With a tinge of jealousy still subsisting after all these years against my friends who flashed their JPA money in front of my face back then, I would propose that EBBSB is made available only for the people who has never received any scholarship or student loan from any party, and who dutifully pays their credit card bills, car loans, housing loan and utilities by the 1st day of every month and is left with RM50.00 in their accounts to last them till 30th. Let’s give them enough money for food and supplies, petrol, the daily Starbucks, the designer jackets they have been wanting for so long and the occasional dinner at La Bodega.

Now, that would be helpful.

Instead, we get the Real Property Gains Tax (RPGT) abolishment. Like it’s going to ease my burden anytime soon. Bah! Humbug!

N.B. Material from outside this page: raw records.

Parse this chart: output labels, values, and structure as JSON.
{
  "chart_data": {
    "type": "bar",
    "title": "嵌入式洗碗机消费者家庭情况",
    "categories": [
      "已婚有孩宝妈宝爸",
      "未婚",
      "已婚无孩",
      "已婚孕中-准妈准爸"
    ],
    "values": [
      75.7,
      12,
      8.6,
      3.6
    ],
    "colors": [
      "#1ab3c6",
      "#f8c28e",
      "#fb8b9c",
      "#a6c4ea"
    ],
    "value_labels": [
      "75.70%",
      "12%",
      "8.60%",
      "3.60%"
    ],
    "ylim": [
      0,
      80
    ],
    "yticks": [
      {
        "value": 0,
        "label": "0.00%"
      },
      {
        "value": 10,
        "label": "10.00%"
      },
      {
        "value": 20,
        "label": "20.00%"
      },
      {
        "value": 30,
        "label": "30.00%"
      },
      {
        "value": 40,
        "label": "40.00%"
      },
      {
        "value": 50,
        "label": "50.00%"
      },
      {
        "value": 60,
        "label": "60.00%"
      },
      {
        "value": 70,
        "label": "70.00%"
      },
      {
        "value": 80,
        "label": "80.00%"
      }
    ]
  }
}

My foreign clients who are purchasing high-end residences around KLCC area are all happy about this piece of news. FIC approvals are no longer needed for purchase of residential properties by non-citizens, so they have been buying like mad since then, mostly for investments (almost 80% of purchasers for the high-end serviced residences around KLCC are foreigners). And now with RPGT abolished in toto, they are even more happy that they’re gonna make lots of money from future sale. (Previously, while locals enjoyed tax-free sale if they owned the property for more than 5 years, foreigners still have to pay at least 5% tax on the gains no matter how long they owned it).

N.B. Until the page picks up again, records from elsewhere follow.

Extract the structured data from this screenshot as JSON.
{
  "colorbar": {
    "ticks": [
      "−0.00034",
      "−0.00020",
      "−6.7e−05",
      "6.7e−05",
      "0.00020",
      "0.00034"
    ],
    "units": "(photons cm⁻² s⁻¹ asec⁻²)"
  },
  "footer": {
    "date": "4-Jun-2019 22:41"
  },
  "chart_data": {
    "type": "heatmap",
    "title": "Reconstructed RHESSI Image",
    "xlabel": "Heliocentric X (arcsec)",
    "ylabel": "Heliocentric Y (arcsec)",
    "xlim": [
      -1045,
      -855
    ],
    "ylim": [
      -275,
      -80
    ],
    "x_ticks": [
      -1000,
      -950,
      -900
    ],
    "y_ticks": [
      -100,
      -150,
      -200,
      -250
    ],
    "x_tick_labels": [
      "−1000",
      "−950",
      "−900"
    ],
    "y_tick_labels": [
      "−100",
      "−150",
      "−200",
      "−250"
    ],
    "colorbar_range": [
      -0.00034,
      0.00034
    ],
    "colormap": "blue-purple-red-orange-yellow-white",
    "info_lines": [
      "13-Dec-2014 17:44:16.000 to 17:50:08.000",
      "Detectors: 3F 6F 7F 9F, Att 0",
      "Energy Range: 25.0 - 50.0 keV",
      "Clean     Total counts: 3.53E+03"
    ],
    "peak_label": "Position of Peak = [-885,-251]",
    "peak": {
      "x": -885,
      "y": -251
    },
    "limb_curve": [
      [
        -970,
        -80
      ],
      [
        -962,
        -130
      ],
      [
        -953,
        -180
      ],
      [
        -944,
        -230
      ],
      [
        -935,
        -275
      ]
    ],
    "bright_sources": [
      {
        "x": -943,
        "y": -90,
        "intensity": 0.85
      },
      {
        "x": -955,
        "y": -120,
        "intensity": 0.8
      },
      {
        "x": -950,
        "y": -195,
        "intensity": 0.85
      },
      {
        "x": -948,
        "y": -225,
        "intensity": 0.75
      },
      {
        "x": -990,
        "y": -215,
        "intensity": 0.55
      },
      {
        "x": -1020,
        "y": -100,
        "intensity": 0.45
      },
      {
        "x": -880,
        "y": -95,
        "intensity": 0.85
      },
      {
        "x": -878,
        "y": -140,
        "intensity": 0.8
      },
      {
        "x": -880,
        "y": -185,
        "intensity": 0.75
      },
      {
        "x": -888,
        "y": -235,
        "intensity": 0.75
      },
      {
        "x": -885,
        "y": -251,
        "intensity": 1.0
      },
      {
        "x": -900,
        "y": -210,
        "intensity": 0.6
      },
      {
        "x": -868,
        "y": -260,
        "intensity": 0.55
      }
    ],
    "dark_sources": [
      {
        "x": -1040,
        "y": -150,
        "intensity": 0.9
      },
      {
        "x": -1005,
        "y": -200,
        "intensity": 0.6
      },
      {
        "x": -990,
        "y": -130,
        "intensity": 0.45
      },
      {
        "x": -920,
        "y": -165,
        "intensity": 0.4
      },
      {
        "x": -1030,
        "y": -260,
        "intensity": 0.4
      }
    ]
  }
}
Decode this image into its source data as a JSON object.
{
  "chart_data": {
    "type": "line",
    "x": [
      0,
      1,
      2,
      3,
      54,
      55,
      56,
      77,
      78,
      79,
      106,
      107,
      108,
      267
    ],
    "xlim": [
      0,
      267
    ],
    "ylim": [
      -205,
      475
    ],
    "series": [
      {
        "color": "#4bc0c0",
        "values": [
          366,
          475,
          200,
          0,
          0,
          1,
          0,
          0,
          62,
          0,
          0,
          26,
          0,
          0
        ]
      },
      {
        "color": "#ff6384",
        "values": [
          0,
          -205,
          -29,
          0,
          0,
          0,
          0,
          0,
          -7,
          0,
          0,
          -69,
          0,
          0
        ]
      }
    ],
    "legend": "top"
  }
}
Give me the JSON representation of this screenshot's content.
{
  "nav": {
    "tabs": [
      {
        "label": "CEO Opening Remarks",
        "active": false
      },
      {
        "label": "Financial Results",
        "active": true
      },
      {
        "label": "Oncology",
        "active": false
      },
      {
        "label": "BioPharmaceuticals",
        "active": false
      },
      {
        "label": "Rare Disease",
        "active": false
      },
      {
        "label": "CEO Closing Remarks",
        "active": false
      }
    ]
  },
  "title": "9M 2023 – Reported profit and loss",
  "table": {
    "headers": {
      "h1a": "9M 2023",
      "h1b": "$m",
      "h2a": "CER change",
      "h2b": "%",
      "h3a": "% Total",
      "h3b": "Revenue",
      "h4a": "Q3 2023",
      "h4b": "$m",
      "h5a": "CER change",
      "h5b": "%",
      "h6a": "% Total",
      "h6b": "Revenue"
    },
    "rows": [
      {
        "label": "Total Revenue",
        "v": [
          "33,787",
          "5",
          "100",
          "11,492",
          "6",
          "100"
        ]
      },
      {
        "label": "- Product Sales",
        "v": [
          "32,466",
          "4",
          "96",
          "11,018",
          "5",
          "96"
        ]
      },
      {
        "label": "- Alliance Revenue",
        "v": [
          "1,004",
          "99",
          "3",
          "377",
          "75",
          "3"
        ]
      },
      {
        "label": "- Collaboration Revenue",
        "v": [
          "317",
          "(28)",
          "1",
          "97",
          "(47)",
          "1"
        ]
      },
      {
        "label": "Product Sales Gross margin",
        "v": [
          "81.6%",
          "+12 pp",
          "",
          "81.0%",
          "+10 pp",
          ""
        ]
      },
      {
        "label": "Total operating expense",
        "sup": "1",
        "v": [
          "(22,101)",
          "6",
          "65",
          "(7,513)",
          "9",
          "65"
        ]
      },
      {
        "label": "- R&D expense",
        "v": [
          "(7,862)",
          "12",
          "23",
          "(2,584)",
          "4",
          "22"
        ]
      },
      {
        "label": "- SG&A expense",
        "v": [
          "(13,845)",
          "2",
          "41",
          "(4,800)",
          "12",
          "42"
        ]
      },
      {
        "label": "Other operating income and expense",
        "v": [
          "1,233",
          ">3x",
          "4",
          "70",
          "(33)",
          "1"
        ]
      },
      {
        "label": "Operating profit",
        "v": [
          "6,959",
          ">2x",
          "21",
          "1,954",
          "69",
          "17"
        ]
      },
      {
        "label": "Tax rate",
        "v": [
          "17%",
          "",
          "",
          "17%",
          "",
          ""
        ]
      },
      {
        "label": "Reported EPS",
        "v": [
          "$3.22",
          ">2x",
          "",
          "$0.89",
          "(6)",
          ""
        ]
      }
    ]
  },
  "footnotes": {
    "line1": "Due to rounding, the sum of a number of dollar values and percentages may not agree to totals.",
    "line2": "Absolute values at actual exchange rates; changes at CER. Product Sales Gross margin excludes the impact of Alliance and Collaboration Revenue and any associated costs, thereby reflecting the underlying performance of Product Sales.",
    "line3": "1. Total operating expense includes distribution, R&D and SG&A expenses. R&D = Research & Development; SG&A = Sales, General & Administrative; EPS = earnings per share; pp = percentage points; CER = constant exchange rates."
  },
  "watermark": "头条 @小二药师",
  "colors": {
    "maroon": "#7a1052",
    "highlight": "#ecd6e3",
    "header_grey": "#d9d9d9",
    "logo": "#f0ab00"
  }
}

We all know that property value in this area shoots up rapidly, and those with a million ringgit to invest will get millions of ringgit in return. And with no tax payable, this is heaven on a platter! Too bad the ordinary Ahmad, Muthu and Ah Chong (and also Sue) don’t get anything from this.

I’m also miffed, like a lot of people out there, for one other reason, I feel cheated for not having the opportunity to exercise my RPGT exemption option. Previously, for every Income Tax account holder, there is an option exercisable once in their lifetime for an RPGT exemption. Meaning, for a sale of a property, if the gains are taxable, the seller can opt for a tax-exemption. Since this exemption is a once in a lifetime thing, many people chose to ‘save’ their option till the most opportune moment. They won’t exercise it if the gains are a meager RM15,000.00 and instead look forward to such time in the future when they manage to purchase a RM1 Million property and sell it for RM2 Million.

That was my plan. And that has been thwarted big time.

I remember one of my clients, who gleefully told me that he doesn’t mind paying the RM20K RPGT he had to fork out then because he was planning to exercise the option on the future sale of another property he just bought in which he is eyeing a RM5 Mil profit. I don’t think he got around to selling the property yet. Must be banging his head against the wall now - he should’ve used it on the previous sale and save that RM20K!

Such is the reality in our lives now. The rich gets all sorts of perks, and the poor like me has to skip lunch in order to pay tax.

All the more reason to have the aforementioned Employed But Barely Surviving Benefits. For those of you who are not eligible for the EBBSB for any reason whatsoever, don’t be jealous lah. This is my wishful thinking, so you go create your own okay!